Why country branding?

Every country is a brand.  The name of each country evokes some preset notion in the minds of individuals, just as brands do.  When you think of Japan, you think of quality products.  Germany reminds one immediately of craftsmanship.  Switzerland—precision, and so on.  Others are known best for broad economic categories, such as Thailand and Egypt for tourism, the U.S. for technology.  Countries normally fall under any of four categories for branding:  Product image (Made in…), Investment Attraction, Tourism and in some cases Political image.  Some do all four, others rely on one, two or three.


Branding a country, or a state or a city --  that is giving life to its unique essence in the global market place -- can help make a destination economically viable for the long run.  The branding position should be the key driver to open doors to the three most critical forms of economic endeavor. That's true for all nation-states, but particularly true for developing ones.  The three doors to prosperity are: Exports, Foreign Investment Attraction and Tourism.  Without these three doors being opened wide and promoted, preferably behind a branded image, countries have little chance for success.


But branding a country or destination is an extremely high stakes endeavor.  You have one try at getting it right; failure could lead to mass confusion in the marketplace and a setback for your country’s economy.  This is why we approach country branding as one of the most important jobs in the world, and one of the most important projects a country or region will ever take.


The goal of branding is to discover your unique, marketable essence in the global marketplace.  While brands can also contribute to “feel good” campaigns at home, make no mistake about it:  The country brand is chiefly a tool that is used for economic purposes.  Your image is all about economics!


Country brands nearly always have a logo (other than the flag), and sometimes have a mascot, such as an animal to represent the country.  These are determined AFTER the strategic positioning is uncovered.

The country branding process

The ICI partners have a proven track record using our Drop Formula to uncover the right brand positioning for a country or other destination.  Here is the process:




Nationwide focus group research is conducted among the important constituents of media, government, civic organizations, academia, with a sprinkling of some public (man-on-the-street) interviews as well.  The objective is to learn everything possible about the country, including history, politics, religion, social development, economics, external relations, art and culture.  The idea here is to pour all that knowledge into a funnel, and begin the process of “distilling” it to arrive at a single drop coming out of the funnel.  That drop is your unique, common, marketable essence.


Strategic Positioning


The distillation process leads to a positioning statement that is strategy based.  It is usually a one or two sentence paragraph.  It captures the essence in a longer form.


Creative Positioning


This is the refinement of the strategic positioning statement into a tagline or slogan, usually just a few words in length, sometimes without a verb.




Once the creative positioning is clear, it is then possible to move on to the design phase for a logo or other identity for the brand or the campaign.  This phase involves a partnership between local designers and a team of international designers so as to arrive at imagery that is acceptable both to domestic constituents and your global customers.
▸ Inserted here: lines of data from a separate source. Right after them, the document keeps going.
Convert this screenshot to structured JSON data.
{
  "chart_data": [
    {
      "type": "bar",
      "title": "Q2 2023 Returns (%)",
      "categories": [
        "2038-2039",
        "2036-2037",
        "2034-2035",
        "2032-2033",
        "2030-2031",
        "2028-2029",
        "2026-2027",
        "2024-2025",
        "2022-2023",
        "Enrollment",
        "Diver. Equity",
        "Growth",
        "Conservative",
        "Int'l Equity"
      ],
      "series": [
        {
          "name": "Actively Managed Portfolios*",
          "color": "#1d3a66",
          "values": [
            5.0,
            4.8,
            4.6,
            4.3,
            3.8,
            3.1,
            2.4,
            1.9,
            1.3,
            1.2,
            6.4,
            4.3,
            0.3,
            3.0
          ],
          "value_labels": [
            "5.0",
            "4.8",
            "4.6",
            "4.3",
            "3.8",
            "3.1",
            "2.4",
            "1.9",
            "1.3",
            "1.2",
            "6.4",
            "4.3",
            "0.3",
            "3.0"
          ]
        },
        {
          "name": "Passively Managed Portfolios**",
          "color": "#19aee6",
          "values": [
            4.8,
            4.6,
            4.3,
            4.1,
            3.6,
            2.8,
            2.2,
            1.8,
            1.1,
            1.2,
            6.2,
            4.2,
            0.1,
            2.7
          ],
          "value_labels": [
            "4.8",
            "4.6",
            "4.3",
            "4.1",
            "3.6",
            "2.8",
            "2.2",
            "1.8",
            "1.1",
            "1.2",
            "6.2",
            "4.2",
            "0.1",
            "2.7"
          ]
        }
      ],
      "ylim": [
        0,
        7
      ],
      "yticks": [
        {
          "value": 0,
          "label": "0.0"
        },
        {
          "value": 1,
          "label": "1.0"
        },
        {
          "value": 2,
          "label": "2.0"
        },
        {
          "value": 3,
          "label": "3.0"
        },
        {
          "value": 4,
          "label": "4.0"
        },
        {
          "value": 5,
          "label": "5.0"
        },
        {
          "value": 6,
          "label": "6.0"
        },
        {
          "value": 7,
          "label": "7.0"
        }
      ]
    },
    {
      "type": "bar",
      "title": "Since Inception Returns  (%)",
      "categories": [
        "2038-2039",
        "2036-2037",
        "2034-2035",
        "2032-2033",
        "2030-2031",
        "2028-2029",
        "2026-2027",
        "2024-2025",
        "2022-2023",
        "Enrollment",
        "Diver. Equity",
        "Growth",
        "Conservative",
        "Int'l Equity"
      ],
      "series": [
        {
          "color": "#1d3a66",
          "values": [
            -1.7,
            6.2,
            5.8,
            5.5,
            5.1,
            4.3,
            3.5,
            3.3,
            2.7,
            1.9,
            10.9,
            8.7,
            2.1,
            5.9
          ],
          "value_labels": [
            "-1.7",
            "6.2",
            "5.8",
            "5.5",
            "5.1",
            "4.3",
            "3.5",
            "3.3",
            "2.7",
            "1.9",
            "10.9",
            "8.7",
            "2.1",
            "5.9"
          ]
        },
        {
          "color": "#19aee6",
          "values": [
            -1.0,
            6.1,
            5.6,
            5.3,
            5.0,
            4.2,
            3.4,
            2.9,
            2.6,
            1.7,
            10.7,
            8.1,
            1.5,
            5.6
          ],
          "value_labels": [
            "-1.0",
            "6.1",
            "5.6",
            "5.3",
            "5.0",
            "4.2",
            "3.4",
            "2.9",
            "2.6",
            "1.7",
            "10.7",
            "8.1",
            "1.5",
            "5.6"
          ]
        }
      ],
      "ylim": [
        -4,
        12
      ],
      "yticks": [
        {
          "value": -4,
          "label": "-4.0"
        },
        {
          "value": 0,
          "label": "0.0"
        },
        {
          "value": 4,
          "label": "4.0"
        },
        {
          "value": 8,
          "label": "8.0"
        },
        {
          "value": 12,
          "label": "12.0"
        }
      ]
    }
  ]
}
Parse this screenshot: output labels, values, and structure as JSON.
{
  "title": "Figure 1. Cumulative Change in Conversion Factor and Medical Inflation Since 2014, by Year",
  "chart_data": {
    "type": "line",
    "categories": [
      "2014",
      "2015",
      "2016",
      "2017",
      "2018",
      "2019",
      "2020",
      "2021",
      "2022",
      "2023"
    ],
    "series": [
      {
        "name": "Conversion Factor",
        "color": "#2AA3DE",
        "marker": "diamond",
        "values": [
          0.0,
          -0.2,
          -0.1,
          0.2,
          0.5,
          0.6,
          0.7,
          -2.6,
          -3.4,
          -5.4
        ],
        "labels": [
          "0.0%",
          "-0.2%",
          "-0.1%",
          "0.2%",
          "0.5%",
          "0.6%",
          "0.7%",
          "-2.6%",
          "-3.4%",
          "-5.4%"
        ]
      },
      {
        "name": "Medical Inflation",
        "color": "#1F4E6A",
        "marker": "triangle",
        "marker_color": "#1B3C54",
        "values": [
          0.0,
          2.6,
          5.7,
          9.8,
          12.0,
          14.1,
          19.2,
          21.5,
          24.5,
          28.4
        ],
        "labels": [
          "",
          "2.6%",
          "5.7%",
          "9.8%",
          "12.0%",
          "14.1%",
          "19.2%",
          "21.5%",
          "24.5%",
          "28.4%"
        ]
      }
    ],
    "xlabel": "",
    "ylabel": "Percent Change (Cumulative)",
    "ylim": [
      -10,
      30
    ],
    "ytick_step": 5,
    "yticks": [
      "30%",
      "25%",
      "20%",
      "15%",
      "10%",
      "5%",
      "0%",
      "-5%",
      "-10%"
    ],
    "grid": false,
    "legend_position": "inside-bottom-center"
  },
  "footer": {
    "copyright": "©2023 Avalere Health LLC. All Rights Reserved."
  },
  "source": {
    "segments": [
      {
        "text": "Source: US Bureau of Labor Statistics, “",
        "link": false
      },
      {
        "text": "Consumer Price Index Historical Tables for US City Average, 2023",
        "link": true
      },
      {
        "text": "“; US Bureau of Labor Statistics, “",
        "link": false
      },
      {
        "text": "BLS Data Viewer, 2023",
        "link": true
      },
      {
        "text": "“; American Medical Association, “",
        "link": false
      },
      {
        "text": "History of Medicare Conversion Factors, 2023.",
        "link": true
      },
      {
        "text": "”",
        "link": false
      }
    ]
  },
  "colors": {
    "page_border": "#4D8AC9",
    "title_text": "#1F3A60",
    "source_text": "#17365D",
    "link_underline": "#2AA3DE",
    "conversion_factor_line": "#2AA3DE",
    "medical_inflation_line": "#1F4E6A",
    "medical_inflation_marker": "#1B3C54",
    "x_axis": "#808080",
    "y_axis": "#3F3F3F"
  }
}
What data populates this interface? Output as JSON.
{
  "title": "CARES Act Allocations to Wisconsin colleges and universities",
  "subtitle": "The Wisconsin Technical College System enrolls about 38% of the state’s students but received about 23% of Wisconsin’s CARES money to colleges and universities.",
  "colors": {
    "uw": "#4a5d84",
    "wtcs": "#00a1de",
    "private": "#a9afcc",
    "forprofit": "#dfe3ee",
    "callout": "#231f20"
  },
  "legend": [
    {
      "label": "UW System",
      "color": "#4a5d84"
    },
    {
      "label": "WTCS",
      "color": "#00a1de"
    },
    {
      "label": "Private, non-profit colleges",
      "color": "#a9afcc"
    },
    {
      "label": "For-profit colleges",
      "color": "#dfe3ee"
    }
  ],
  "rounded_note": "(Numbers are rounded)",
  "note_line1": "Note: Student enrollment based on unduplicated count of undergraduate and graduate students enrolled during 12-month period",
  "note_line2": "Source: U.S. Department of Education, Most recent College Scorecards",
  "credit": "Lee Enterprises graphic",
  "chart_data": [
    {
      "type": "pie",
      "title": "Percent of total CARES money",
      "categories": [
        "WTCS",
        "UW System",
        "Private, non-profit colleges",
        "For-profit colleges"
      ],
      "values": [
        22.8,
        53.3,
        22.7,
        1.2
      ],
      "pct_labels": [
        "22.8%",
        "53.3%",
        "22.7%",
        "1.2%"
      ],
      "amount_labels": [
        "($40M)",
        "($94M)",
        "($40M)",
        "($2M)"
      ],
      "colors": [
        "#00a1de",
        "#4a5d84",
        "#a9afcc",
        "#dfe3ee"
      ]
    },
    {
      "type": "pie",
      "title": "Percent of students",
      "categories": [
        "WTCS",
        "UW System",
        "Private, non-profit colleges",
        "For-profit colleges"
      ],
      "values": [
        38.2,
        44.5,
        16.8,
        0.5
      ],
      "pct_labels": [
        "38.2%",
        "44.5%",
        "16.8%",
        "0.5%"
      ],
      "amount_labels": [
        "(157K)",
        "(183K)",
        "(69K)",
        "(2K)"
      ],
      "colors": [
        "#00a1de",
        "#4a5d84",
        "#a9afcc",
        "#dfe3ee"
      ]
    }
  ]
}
It is best that the identity be as universal as possible for these reasons.


Master Communications Plan


The final phase of the process is the development of a Master Communications Plan to begin the process of promoting the brand.  This process begins at home with a domestic communications program aimed at building support for the brand, both in terms of local buy-in and funding.  It is important that the brand be supported at home BEFORE it is launched abroad.  The domestic campaign continues as the international plan unfolds.  International plans typically begin with event marketing and public relations to build the image, followed by advertising to sustain the new image.